Microsoft had announced Windows 10 S last year, the new version of Windows 10 which was meant to compete with Google’s own operating system, Chrome OS. Although it was initally announced as a version dedicated to those clients in the educational domain, there have been recent reports that Microsoft might instead add an “S Mode” to Windows 10 Home, Enterprise, and Pro.
This would imply doing away with Windows 10 S as a separate operating system, and Microsoft has confirmed that this is how they will be proceeding. Microsoft has certified that they are giving up Windows 10 S as an independent iteration of its platform and will instead offer an “S Mode” in already-existing versions, starting next year.
The confirmation arrived on Twitter from the Microsoft Vicepresident, Joe Belfiore.
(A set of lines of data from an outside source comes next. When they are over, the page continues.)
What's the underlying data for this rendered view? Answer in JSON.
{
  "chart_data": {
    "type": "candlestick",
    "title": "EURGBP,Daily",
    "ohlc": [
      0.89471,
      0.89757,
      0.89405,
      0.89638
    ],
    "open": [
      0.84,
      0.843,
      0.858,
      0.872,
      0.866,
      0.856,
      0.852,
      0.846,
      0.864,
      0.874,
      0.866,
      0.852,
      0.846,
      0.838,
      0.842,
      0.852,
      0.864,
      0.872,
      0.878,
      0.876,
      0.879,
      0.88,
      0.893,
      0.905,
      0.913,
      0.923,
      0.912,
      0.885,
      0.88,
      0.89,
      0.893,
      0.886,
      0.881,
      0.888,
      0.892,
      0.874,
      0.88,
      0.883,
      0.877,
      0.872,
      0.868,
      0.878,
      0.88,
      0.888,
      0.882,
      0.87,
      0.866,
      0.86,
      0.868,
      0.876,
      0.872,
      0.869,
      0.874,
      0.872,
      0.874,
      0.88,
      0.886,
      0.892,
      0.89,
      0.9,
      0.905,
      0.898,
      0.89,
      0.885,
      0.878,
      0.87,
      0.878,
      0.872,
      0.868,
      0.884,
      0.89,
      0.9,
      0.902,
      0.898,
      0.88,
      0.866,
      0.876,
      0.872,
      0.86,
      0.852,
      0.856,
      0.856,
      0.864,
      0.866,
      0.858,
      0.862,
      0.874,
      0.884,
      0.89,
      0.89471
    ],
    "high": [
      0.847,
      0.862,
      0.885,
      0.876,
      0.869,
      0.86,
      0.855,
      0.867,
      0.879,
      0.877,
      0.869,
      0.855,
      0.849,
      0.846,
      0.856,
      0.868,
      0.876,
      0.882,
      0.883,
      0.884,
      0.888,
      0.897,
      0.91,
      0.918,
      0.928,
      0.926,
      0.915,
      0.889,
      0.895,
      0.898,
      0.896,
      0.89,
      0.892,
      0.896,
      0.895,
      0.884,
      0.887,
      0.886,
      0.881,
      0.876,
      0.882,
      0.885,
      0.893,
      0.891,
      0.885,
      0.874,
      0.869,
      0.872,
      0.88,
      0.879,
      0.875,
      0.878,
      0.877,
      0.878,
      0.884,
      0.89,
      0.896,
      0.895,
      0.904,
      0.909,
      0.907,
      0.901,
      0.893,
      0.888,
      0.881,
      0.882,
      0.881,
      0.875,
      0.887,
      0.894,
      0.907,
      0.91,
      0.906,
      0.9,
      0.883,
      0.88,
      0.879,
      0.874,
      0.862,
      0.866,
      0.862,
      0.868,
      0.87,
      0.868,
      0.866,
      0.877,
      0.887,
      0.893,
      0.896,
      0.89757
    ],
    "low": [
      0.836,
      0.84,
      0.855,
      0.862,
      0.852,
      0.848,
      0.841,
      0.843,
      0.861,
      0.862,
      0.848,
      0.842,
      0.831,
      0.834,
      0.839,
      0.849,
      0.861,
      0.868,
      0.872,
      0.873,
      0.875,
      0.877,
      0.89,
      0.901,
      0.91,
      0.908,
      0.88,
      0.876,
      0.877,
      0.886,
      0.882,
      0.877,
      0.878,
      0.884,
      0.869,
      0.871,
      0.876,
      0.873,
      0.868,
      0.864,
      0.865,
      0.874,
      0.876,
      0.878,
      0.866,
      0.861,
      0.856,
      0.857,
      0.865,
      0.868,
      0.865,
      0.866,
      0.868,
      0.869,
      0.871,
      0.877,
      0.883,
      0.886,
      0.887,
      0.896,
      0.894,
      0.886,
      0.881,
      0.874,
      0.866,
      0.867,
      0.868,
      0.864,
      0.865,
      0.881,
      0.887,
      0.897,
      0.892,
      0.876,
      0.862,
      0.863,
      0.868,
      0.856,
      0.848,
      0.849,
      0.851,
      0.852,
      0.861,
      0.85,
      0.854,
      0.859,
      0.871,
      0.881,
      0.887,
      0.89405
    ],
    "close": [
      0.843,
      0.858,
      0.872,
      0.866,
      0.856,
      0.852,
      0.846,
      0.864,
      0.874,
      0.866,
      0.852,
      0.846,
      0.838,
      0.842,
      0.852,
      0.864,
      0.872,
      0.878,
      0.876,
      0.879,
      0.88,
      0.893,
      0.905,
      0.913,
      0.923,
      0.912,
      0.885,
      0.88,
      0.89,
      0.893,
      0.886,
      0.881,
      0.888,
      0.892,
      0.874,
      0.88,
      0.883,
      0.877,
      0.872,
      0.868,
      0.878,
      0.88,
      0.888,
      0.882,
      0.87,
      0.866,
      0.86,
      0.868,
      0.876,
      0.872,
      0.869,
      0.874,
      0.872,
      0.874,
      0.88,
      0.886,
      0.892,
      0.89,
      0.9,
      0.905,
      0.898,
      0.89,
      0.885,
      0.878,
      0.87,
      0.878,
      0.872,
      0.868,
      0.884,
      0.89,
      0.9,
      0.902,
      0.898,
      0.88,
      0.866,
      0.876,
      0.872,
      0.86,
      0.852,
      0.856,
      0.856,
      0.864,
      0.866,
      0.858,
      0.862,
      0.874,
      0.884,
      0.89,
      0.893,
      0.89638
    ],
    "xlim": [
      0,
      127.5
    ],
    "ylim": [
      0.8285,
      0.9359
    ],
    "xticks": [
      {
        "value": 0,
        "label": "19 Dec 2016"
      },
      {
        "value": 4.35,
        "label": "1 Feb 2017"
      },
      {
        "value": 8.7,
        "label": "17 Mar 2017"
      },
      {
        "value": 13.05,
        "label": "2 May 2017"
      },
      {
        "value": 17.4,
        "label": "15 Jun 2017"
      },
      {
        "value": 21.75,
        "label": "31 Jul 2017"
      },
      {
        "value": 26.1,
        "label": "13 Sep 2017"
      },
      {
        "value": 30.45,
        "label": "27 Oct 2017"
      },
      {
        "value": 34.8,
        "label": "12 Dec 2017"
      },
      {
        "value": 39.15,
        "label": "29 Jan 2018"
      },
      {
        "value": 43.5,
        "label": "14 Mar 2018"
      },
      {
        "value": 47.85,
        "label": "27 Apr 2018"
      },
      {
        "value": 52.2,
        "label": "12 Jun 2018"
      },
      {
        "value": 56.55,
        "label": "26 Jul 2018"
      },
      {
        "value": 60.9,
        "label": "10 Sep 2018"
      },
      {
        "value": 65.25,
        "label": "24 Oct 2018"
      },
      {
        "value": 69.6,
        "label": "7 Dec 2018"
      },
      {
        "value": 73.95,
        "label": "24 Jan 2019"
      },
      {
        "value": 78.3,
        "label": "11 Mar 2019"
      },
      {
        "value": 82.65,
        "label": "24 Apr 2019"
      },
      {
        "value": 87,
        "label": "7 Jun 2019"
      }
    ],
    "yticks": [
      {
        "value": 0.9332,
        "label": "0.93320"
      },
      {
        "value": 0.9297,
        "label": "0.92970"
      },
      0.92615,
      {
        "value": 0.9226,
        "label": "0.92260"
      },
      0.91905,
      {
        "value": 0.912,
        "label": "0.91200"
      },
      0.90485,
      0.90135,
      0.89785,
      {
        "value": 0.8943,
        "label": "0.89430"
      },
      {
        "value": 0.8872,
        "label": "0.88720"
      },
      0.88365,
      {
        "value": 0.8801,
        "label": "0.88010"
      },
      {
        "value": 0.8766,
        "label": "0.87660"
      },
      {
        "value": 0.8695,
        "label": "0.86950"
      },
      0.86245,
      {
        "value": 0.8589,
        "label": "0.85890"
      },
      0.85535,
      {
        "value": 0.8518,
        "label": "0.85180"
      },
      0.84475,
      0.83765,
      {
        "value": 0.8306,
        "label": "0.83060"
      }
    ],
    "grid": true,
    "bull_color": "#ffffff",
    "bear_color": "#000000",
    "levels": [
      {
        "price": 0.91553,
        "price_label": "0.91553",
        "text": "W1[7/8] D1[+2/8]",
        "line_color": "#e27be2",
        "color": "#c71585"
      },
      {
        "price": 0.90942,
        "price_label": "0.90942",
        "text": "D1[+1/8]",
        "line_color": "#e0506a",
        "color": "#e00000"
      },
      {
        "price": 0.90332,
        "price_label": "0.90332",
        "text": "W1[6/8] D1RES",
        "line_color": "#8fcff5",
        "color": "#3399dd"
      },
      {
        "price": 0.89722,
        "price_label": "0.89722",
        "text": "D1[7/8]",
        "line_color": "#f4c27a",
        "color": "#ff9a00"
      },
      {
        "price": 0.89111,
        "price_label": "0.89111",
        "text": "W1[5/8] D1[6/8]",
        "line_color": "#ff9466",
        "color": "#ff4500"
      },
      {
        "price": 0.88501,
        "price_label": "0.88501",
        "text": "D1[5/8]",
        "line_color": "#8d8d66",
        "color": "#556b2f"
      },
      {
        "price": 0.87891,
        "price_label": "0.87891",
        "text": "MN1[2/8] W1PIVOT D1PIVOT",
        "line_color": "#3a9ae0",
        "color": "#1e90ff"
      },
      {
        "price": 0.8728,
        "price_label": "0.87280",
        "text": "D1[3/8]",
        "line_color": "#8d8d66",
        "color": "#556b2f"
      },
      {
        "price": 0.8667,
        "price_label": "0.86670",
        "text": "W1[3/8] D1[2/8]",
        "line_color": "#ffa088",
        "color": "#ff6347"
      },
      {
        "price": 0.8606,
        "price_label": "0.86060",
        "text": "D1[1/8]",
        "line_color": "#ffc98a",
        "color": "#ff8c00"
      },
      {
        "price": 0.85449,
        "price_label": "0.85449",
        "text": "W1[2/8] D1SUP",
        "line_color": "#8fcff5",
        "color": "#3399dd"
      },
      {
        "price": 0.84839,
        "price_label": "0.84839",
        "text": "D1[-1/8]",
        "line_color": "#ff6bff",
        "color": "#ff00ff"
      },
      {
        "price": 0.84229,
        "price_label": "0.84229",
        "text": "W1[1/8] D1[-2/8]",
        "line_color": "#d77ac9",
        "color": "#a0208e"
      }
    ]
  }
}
Belfiore declared that Windows 10 S will be a new mode of the pre-existing versions of next year’s operating systems and definitely not a “distinct version”.
This is the official confirmation that the official version of Windows 10 S as an isolated OS is being abandoned. Previous reports indicate the fact that S Mode will simply block a copy of Windows 10, such as it will only be capable of installing apps downloaded from the Microsoft Store, which Windows 10 S was announced to do.
With all that being said, the reports also noted that, even though the company would allow users to deactivate S Mode for free, Microsoft would however levy $49 from the users of Windows 10 Pro if they wished to deactivate this mode and access the complete version.
In Belfiore’s official blog post, that rumor has been debunked: “If a customer does want to switch out of S mode, they will be able to do so at no charge, regardless of edition.” That should clear up any confusion around unlocking the full version of Windows, and now it is up to PC makers to decide whether to sell machines with S Mode enabled or not.